09/04/2021 15:25
Clarín.com
International
Updated 09/04/2021 3:25 PM
A 23-year-old German surprises the world after leaving science without arguments, which until now believed that it was impossible to
dilate and contract the pupils at will
, without the mental tricks that other people use, such as imagining a dark environment or a bright light .
A new study was presented in the prestigious
international journal of Psychophysiology
and was signed by specialists Lisa Eberhardt, Georg Grön, Martin Ulrich, Anke Huckauf and Christoph Strauch.
In the presentation it is reported that according to their conclusions, the young psychology student who was the object of the study exercises
direct voluntary control of the size of the pupil.

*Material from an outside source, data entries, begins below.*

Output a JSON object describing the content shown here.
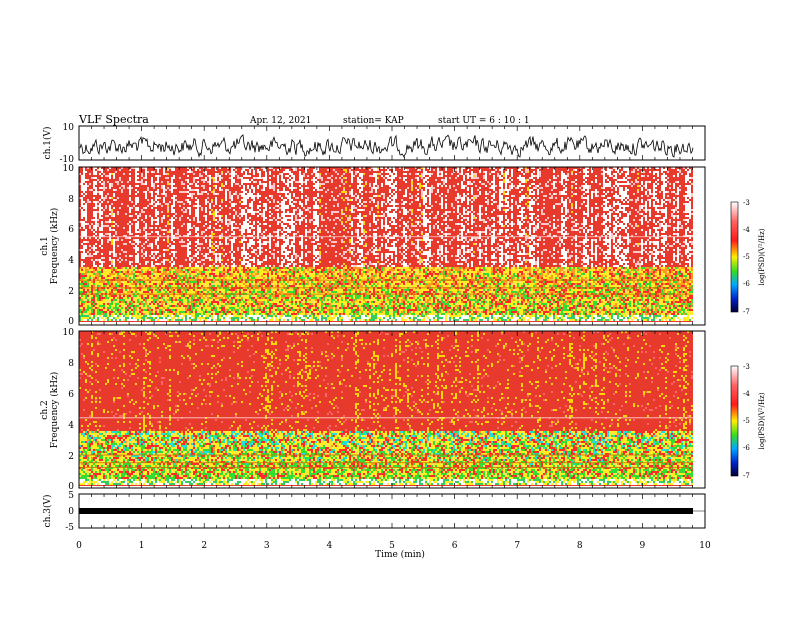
{
  "header": {
    "title": "VLF Spectra",
    "date": "Apr. 12, 2021",
    "station": "station= KAP",
    "start": "start  UT =   6 : 10 : 1"
  },
  "chart_data": [
    {
      "type": "line",
      "name": "ch1-voltage",
      "ylabel": "ch.1(V)",
      "ylim": [
        -10,
        10
      ],
      "yticks": [
        "10",
        "-10"
      ],
      "xlim": [
        0,
        10
      ]
    },
    {
      "type": "heatmap",
      "name": "ch1-spectrogram",
      "ylabel_line1": "ch.1",
      "ylabel_line2": "Frequency  (kHz)",
      "ylim": [
        0,
        10
      ],
      "yticks": [
        "0",
        "2",
        "4",
        "6",
        "8",
        "10"
      ],
      "xlim": [
        0,
        10
      ],
      "colorbar": {
        "label": "log(PSD)(V²/Hz)",
        "ticks": [
          "-3",
          "-4",
          "-5",
          "-6",
          "-7"
        ],
        "range": [
          -7,
          -3
        ]
      }
    },
    {
      "type": "heatmap",
      "name": "ch2-spectrogram",
      "ylabel_line1": "ch.2",
      "ylabel_line2": "Frequency  (kHz)",
      "ylim": [
        0,
        10
      ],
      "yticks": [
        "0",
        "2",
        "4",
        "6",
        "8",
        "10"
      ],
      "xlim": [
        0,
        10
      ],
      "colorbar": {
        "label": "log(PSD)(V²/Hz)",
        "ticks": [
          "-3",
          "-4",
          "-5",
          "-6",
          "-7"
        ],
        "range": [
          -7,
          -3
        ]
      }
    },
    {
      "type": "line",
      "name": "ch3-voltage",
      "ylabel": "ch.3(V)",
      "ylim": [
        -5,
        5
      ],
      "yticks": [
        "5",
        "0",
        "-5"
      ],
      "xlim": [
        0,
        10
      ]
    }
  ],
  "xaxis": {
    "label": "Time  (min)",
    "ticks": [
      "0",
      "1",
      "2",
      "3",
      "4",
      "5",
      "6",
      "7",
      "8",
      "9",
      "10"
    ]
  }
}
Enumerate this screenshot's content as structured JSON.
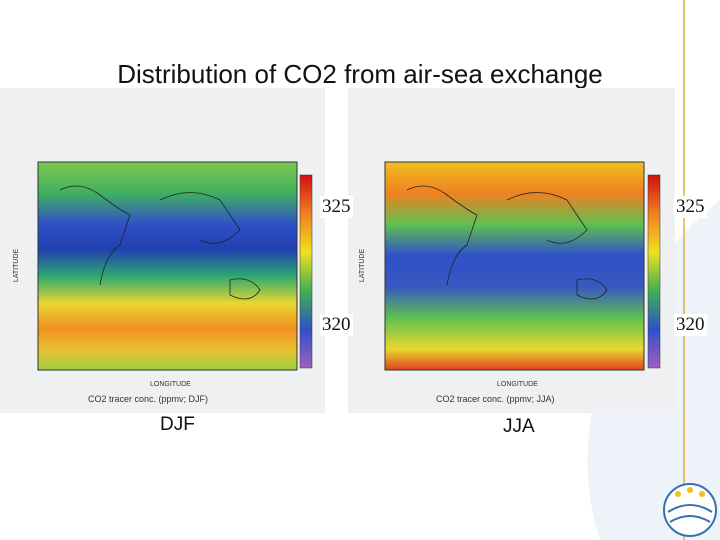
{
  "title": "Distribution of CO2 from air-sea exchange",
  "panels": [
    {
      "caption": "DJF",
      "map_caption": "CO2 tracer conc. (ppmv; DJF)",
      "x_axis_label": "LONGITUDE",
      "y_axis_label": "LATITUDE",
      "scale_high": "325",
      "scale_low": "320"
    },
    {
      "caption": "JJA",
      "map_caption": "CO2 tracer conc. (ppmv; JJA)",
      "x_axis_label": "LONGITUDE",
      "y_axis_label": "LATITUDE",
      "scale_high": "325",
      "scale_low": "320"
    }
  ]
}
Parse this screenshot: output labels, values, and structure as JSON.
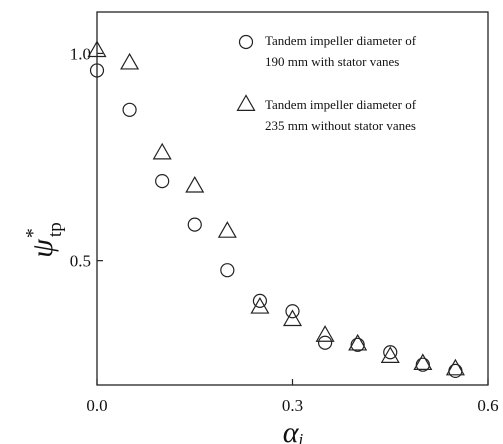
{
  "chart_data": {
    "type": "scatter",
    "xlim": [
      0.0,
      0.6
    ],
    "ylim": [
      0.2,
      1.1
    ],
    "x_ticks": [
      {
        "value": 0.0,
        "label": "0.0"
      },
      {
        "value": 0.3,
        "label": "0.3"
      },
      {
        "value": 0.6,
        "label": "0.6"
      }
    ],
    "y_ticks": [
      {
        "value": 0.5,
        "label": "0.5"
      },
      {
        "value": 1.0,
        "label": "1.0"
      }
    ],
    "xlabel": {
      "main": "α",
      "sub": "i"
    },
    "ylabel": {
      "main": "ψ",
      "sup": "*",
      "sub": "tp"
    },
    "grid": false,
    "legend_position": "top-right",
    "series": [
      {
        "name_lines": [
          "Tandem impeller diameter of",
          "190 mm with stator vanes"
        ],
        "marker": "circle",
        "points": [
          [
            0.0,
            0.959
          ],
          [
            0.05,
            0.864
          ],
          [
            0.1,
            0.692
          ],
          [
            0.15,
            0.587
          ],
          [
            0.2,
            0.477
          ],
          [
            0.25,
            0.403
          ],
          [
            0.3,
            0.378
          ],
          [
            0.35,
            0.302
          ],
          [
            0.4,
            0.297
          ],
          [
            0.45,
            0.279
          ],
          [
            0.5,
            0.249
          ],
          [
            0.55,
            0.234
          ]
        ]
      },
      {
        "name_lines": [
          "Tandem impeller diameter of",
          "235 mm without stator vanes"
        ],
        "marker": "triangle",
        "points": [
          [
            0.0,
            1.008
          ],
          [
            0.05,
            0.978
          ],
          [
            0.1,
            0.761
          ],
          [
            0.15,
            0.681
          ],
          [
            0.2,
            0.572
          ],
          [
            0.25,
            0.389
          ],
          [
            0.3,
            0.359
          ],
          [
            0.35,
            0.321
          ],
          [
            0.4,
            0.3
          ],
          [
            0.45,
            0.27
          ],
          [
            0.5,
            0.253
          ],
          [
            0.55,
            0.24
          ]
        ]
      }
    ]
  }
}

The contraction of the pupils in the patient studied reaches 0.8 millimeters.
Professor
Christoph Strauch
, from the Department of Experimental Psychology at the
University of Utrecht
, came across this student who does so with astonishing naturalness.
Like
a camera shutter
, the pupils of the eyes dilate to let in more light in a dark environment and contract to limit the amount of light in a bright space, although other factors, such as
sexual arousal or drug use
, can also delay them.
Two small opposing muscles make this
movement
possible,
which was believed to be automatic.
Cases are known of people who can change the size of their pupils using
indirect methods
, such as thinking about the sun to contract them or doing a mental calculation to dilate them.
"I showed a friend that I can make my eyeballs tremble and he noticed that my pupils were getting small," the young man said in an interview.
“Contracting the pupil feels like grasping, tensing something;
dilating it feels like releasing something completely, relaxing the eye, "he added after saying that he has done this since he was 15 years old, when he
played for hours and hours in front of a video game screen.
The patient underwent tests to determine that there was no relationship with other sensory functions of the body.
According to Strauch,
DW can dilate the diameter of his pupils by 2.4 millimeters and contract them a little less, to almost a millimeter. It also has the ability to contract the pupils when they are at the usual "maximum", allowing
it to focus on very close objects
. Thanks to voluntary movement, he is able to focus on objects twice as close as he could if he did not control his pupils.
The medical team did the necessary tests
to eradicate any chance of cheating.
Even the results were negative when, for example, they measured the conductivity of the skin, which would detect some kind of arousal, and they did a
functional MRI
, which would detect that the areas of the brain related to the imagination and the will were in use.
Researchers do not have an explanation for the phenomenon.
They assume that it may be an unknown neuronal connection with the ciliary ganglion or the oculomotor nerve.
They are so clueless that they opened an email
(pupilcontrol@gmail.com)
for those who think they have the same ability to get in touch.